India is the largest democracy in the world. The “bad” news is that it also has the world’s largest party, the BJP, whose membership of 180 million is nearly double the CP of China’s (CCP)’s 95.1 million and the US Democratic Party’s 48 million. A party that has governed since 2014 without opposition under the leadership of Prime Minister Narendra Modi, eight years in which militancy has increased fivefold. Democratic stability or danger of a more authoritarian drift?
Like the CCP, the Bharatiya Janata Party controls power and runs the economy in an overpopulated country but its legitimacy comes from the ballot box. An economy to watch closely: India will be the third largest in the world in five years, thus surpassing Germany and Japan, according to forecasts by Morgan Stanley. On the contrary, and coinciding with the hegemonic era of the BJP, India descends in almost all the rankings and indicators of democratic quality and freedom of information…
Since independence from Britain in 1947, India and its constituents have favored a big, strong party. Omnipresent. Multipartism exists but is little practiced. The Congress party was the most natural choice as a political expression of the movement that fought decades for independence. Dynastic and hereditary, the Congress ruled India for 51 years and 149 days, with an economic leadership bordering on socialism and an excessive weight of bureaucracy and clientelism, similar to that of another “heroic” model of decolonization (Algeria).
How did the BJP come to govern India and endow itself with a militancy that today touches the population of half of Europe? First of all, the stagnation of the Congress party and its economic planning, which consolidated the frustration: the promising India of 1947 did not finish capturing its power or accepting its contradictions (atomic bomb and famine). Far from the path of harmonization implicit in Congress, the Hindu BJP erupted in the late 1980s, unapologetically, to offer a radical (and labeled extremist) alternative: India for the Hindus. They bet on identity.
Emanating from a radical Hinduism with a long tradition but very fragmented, the BJP was founded in 1980, when the Congress was already showing signs of an exhausted formula. India and the Hindu religion are the same, their leaders proclaim, despite the fact that 14.2% of the 1.4 billion Indians are Muslims. Wherever there was a religious incident or a clash of coexistence -something common in India-, there the BJP raised its voice, a pioneering party in the polarization techniques that are so popular today. This radicality is adding small groups. Among them, the Shiva Sena (Shiva’s Army) who said they were “proud” of Nathuram, the fanatic who shot Mahatma Gandhi.
Thus, the BJP launched in the mid-1980s a campaign to “reclaim” Ayodhya, a Hindu holy place where a mosque stood. Hostility towards Muslims was, basically, a good electoral hitch pennant. When this journalist interviewed the leader of the BJP, Lal Krishen Advani, in New Delhi in 1991, he received at the end a request that was as unusual as it was sincere: “Could you send me or recommend a book on the expulsion of Muslims in Spain?” . The fact seemed to him -so I perceived it- worthy of emulating in India…

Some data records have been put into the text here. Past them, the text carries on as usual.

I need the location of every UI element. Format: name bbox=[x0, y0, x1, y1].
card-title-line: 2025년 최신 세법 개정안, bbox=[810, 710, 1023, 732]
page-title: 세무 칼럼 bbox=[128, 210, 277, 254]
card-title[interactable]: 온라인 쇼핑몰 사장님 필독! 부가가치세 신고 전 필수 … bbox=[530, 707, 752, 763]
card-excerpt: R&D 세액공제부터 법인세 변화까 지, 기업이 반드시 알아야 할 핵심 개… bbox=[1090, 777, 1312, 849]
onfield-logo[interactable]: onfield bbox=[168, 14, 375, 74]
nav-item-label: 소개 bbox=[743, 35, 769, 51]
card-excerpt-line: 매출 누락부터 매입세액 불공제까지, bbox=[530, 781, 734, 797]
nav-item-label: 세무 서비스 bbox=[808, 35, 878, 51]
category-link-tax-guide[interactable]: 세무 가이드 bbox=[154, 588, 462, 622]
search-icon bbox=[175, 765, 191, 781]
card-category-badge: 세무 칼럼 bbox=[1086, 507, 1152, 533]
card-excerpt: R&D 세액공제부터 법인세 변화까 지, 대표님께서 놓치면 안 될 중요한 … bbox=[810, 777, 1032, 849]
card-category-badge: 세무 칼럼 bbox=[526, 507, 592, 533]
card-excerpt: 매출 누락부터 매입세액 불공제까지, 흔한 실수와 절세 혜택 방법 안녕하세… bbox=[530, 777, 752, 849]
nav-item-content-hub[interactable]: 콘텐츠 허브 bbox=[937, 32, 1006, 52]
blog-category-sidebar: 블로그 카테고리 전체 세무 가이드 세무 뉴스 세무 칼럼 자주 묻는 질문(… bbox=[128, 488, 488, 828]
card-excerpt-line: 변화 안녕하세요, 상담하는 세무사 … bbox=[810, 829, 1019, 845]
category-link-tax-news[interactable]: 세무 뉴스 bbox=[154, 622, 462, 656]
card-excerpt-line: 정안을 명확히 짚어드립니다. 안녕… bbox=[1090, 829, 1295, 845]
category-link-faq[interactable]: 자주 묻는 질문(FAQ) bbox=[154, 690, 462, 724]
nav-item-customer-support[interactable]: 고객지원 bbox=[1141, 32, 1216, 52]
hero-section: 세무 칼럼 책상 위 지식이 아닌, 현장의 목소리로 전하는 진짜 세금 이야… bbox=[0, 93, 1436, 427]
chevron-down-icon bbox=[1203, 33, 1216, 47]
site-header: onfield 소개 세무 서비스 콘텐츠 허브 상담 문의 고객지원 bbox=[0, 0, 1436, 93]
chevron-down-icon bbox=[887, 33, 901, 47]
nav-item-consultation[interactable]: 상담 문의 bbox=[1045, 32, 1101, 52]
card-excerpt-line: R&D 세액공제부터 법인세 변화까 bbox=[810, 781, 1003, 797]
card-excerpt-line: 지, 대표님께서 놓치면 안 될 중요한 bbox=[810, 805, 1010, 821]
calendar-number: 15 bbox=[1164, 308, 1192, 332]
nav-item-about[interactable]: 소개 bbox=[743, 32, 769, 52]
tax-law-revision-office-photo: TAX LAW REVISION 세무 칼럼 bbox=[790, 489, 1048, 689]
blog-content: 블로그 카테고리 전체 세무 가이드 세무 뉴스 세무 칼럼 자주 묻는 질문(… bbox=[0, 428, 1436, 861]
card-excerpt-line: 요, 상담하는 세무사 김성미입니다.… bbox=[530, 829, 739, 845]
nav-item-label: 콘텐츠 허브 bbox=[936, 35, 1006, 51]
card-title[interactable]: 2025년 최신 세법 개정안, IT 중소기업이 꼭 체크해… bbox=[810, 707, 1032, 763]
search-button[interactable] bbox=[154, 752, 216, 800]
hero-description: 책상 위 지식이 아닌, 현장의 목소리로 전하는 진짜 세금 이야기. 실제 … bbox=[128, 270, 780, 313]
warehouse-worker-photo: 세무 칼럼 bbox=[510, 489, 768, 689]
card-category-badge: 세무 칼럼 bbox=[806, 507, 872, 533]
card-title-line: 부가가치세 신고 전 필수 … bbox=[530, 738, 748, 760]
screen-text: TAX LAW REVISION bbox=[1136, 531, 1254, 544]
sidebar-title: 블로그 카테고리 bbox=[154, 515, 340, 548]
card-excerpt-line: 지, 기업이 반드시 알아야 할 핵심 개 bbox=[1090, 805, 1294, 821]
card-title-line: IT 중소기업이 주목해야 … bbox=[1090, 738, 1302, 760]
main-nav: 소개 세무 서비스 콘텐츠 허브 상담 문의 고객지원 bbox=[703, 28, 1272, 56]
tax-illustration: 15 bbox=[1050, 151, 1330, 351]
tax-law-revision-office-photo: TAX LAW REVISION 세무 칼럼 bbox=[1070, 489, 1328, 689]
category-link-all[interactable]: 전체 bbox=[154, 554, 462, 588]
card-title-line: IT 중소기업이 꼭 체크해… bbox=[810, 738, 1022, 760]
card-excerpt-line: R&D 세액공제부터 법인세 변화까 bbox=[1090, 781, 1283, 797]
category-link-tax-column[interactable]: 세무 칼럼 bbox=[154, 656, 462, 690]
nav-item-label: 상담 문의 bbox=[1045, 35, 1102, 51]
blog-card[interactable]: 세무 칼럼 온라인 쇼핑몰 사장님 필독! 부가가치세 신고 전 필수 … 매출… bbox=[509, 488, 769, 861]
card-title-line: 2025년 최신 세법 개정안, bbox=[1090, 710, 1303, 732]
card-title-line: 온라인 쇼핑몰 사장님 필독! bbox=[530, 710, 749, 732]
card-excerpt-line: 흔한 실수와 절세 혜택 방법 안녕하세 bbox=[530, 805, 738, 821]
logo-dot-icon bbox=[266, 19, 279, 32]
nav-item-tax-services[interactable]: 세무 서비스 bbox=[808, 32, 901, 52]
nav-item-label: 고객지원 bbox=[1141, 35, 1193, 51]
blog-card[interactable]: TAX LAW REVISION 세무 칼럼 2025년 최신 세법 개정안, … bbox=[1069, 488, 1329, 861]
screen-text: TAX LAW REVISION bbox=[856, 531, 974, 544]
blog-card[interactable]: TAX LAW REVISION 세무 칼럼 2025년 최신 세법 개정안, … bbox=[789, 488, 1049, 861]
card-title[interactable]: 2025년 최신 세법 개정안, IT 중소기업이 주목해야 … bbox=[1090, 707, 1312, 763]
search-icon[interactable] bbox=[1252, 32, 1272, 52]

Little by little, the BJP moderated its initial impetus and, as it emerged as an alternative to power in New Delhi, it began to focus on economic reforms and on combating the idea that beyond Hinduism, they had nothing to offer. BJP leader. Atal Bihari Vajpayee led coalition governments between 1996 and 2004, “quiet” enough to dispel the reputation of extremists capable of setting fire to religious and ethnic coexistence in India or creating tensions with neighboring Pakistan.
The key to membership success has a name of its own: Narendra Modi, the leader who clearly won the 2014 and 2019 elections. Between welfare measures and charisma, the voters excused him for the ineffective fight against unemployment and bought his argument that “sixty years of mistakes cannot be fixed in five”. He asked the “poor” for time and got it to enjoy a perceptible economic improvement in his second term, very much on the path of China’s overwhelming growth (GDP increased by 8.7% in 2021 and will be around 7% in the 2022).
Since the initial extremism, the BJP has been able to broaden its base. What began as urban Hinduism in the bastions of this religion in northern India has been spreading to rural classes and the women of those same feuds, highlights the political scientist Nalin Mehta in his book “The new BJP”. And not just with words. Social, housing or health programs, gas subsidies, have benefited broad segments whose perception of well-being was relatively “cheap”. “They have changed the rules of the game (socially) and this is one reason why more women, particularly in rural areas, are voting for BJP,” Mehta estimates.
Being aligned on the winning side has helped affiliations increase fivefold in eight years –relatively easy if one goes to the BJP website-. Who doesn’t want to be on the side of the winning horse in a country where subsidies often depend on the official on duty or personal connections? The Indian digital revolution and the widespread use of mobile phones – at reasonable prices – have been taken advantage of by the BJP leaders for successive affiliation campaigns. The aura of the BJP seems unbeatable today. And Narendra Modi cultivates a good relationship with the United States, which sees India as a potential replacement for China for certain economic activities.